Market news
13.06.2023, 22:37

AUD/USD grinds higher past 0.6750 amid pre-Fed anxiety despite softer US inflation

  • AUD/USD seesaws around the highest level in five weeks, prods four-day uptrend.
  • US inflation underpins hopes of Fed’s inaction but doves are unconvinced and challenge the optimists, as well as AUD/USD bulls.
  • Mixed sentiment about China, RBA also check the Aussie pair buyers at multi-day peak.
  • Light calendar at home allows cautious mood to stop buyers; Fed’s economic forecasts, dot-plot and Powell’s Speech eyed.

AUD/USD portrays the typical pre-Fed anxiety as it dribbles around 0.6770 amid the early hours of Wednesday, after refreshing the monthly high the previous day. That said, the Aussie pair cheered downbeat prints of the US inflation data, as well as the firmer sentiment the previous day, to refresh the five-week high before retreating from 0.6806. However, the market’s expectations that the Fed hawks won’t easily leave the table challenge the Aussie pair buyers of late.

The latest US inflation data came in mixed for May and weighed on the US Dollar, following the initial corrective bounce.
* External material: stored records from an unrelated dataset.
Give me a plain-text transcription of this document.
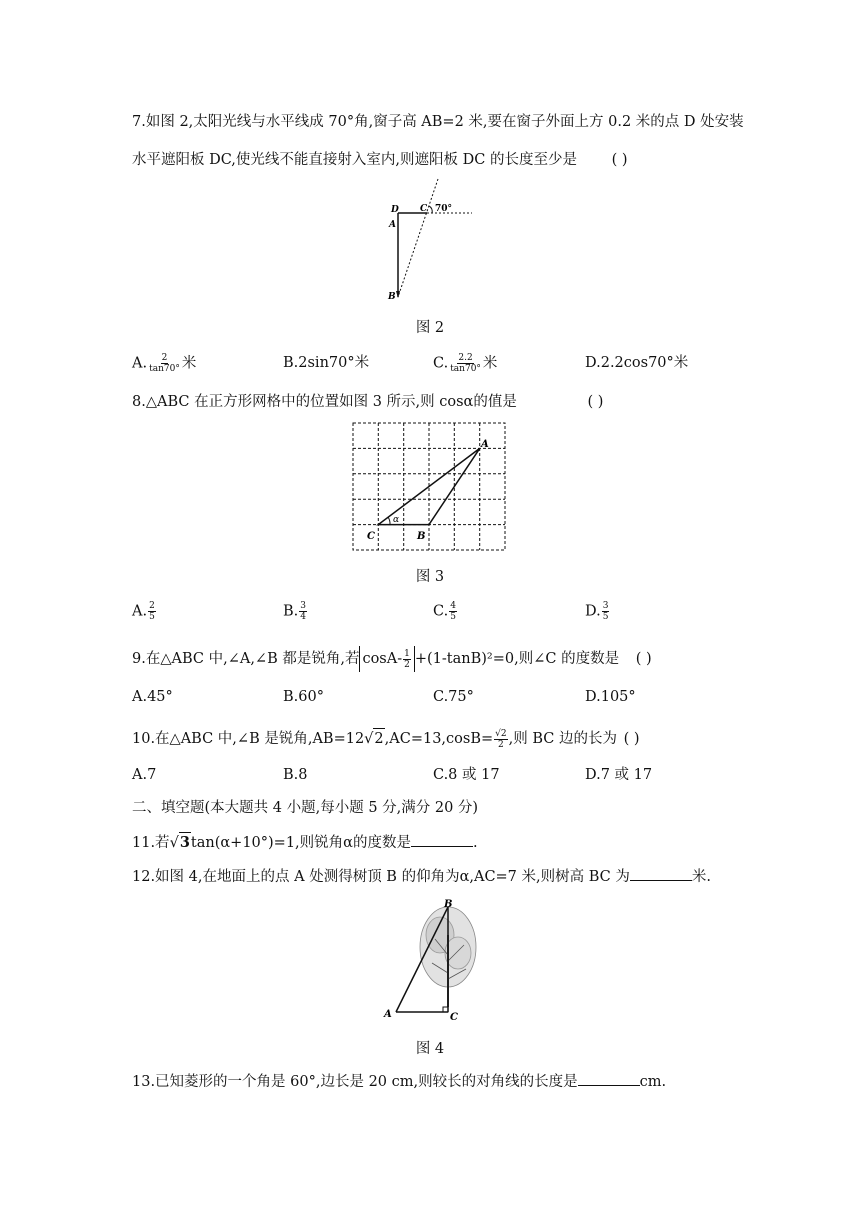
7.如图 2,太阳光线与水平线成 70°角,窗子高 AB=2 米,要在窗子外面上方 0.2 米的点 D 处安装
水平遮阳板 DC,使光线不能直接射入室内,则遮阳板 DC 的长度至少是 ( )
D C
A
B
70°
图 2
A. $\frac{2}{\tan 70^\circ}$ 米	B.2sin70°米	C. $\frac{2.2}{\tan 70^\circ}$ 米	D.2.2cos70°米
8.△ABC 在正方形网格中的位置如图 3 所示,则 cosα的值是	( )
A
B
C
α
图 3
A. $\frac{2}{5}$	B. $\frac{3}{4}$	C. $\frac{4}{5}$	D. $\frac{3}{5}$
9.在△ABC 中,∠A,∠B 都是锐角,若 $\cos A- \frac{1}{2} +(1-\tan B)^2=0$,则∠C 的度数是 ( )
A.45°	B.60°	C.75°	D.105°
10.在△ABC 中,∠B 是锐角$,AB=12√2,AC=13,\cos B= \frac{√2}{2}$ ,则 BC 边的长为 ( )
A.7	B.8	C.8 或 17	D.7 或 17
二、填空题(本大题共 4 小题,每小题 5 分,满分 20 分)
11.若√3tan(α+10°)=1,则锐角α的度数是	.
12.如图 4,在地面上的点 A 处测得树顶 B 的仰角为α,AC=7 米,则树高 BC 为	米.
B
A	C
图 4
13.已知菱形的一个角是 60°,边长是 20 cm,则较长的对角线的长度是	cm.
That said, the headline Consumer Price Index (CPI) drops more-than-expected and prior releases to 0.1% MoM and 4.0% YoY. However, the Core CPI, known as the CPI ex Food & Energy, matches 0.4% monthly and 5.3% yearly forecasts. It’s worth noting that the US headline CPI dropped to the lowest since March 2021 and hence justifies the market’s expectations of the US Federal Reserve (Fed) hawkish halt, which in turn should have weighed on the US Dollar and allow the AUD/USD to grind higher.

That said, the CME’s FedWatch Tool suggests more than 70% chance of the US Federal Reserve’s (Fed) no rate hike during today’s monetary policy meeting. With this, the US Dollar Index (DXY) dropped to the lowest levels in three weeks, taking the Gold Price down with it, before bouncing off 103.05.

Apart from the US inflation and Fed concerns, the People’s Bank of China’s (PBoC) rate cut also allowed the AUD/USD buyers to remain happy, due to the Aussie-China ties. In doing so, the pair traders ignored mixed data at home, as well as fears that the Reserve Bank of Australia (RBA) has limited scope to fuel the rates further towards the north.

While portraying the mood, Wall Street cheered downbeat US inflation and hopes of no rate hike from the Fed but the US Treasury bond yields remain firmer. That said, the US 10-year Treasury bond yields rose to a 13-day high of 3.83% whereas the two-year counterpart poked the highest levels in three months with 4.70% mark before easing to 4.67% in the last hours.

Looking ahead, the recently firmer yields join the downbeat US inflation to prod the AUD/USD bulls. Hence, even if the Fed’s status quo is almost given, the pair traders will pay attention to the US central bank’s economic forecasts, dot-plot and Chairman Jerome Powell’s press conference for clear directions.

Technical analysis

Despite the latest retreat, the AUD/USD pair remains well beyond the 200-day Exponential Moving Average (EMA) and the previous resistance line from mid-February, respectively near 0.6755 and 0.6730, which in turn keeps the buyers hopeful.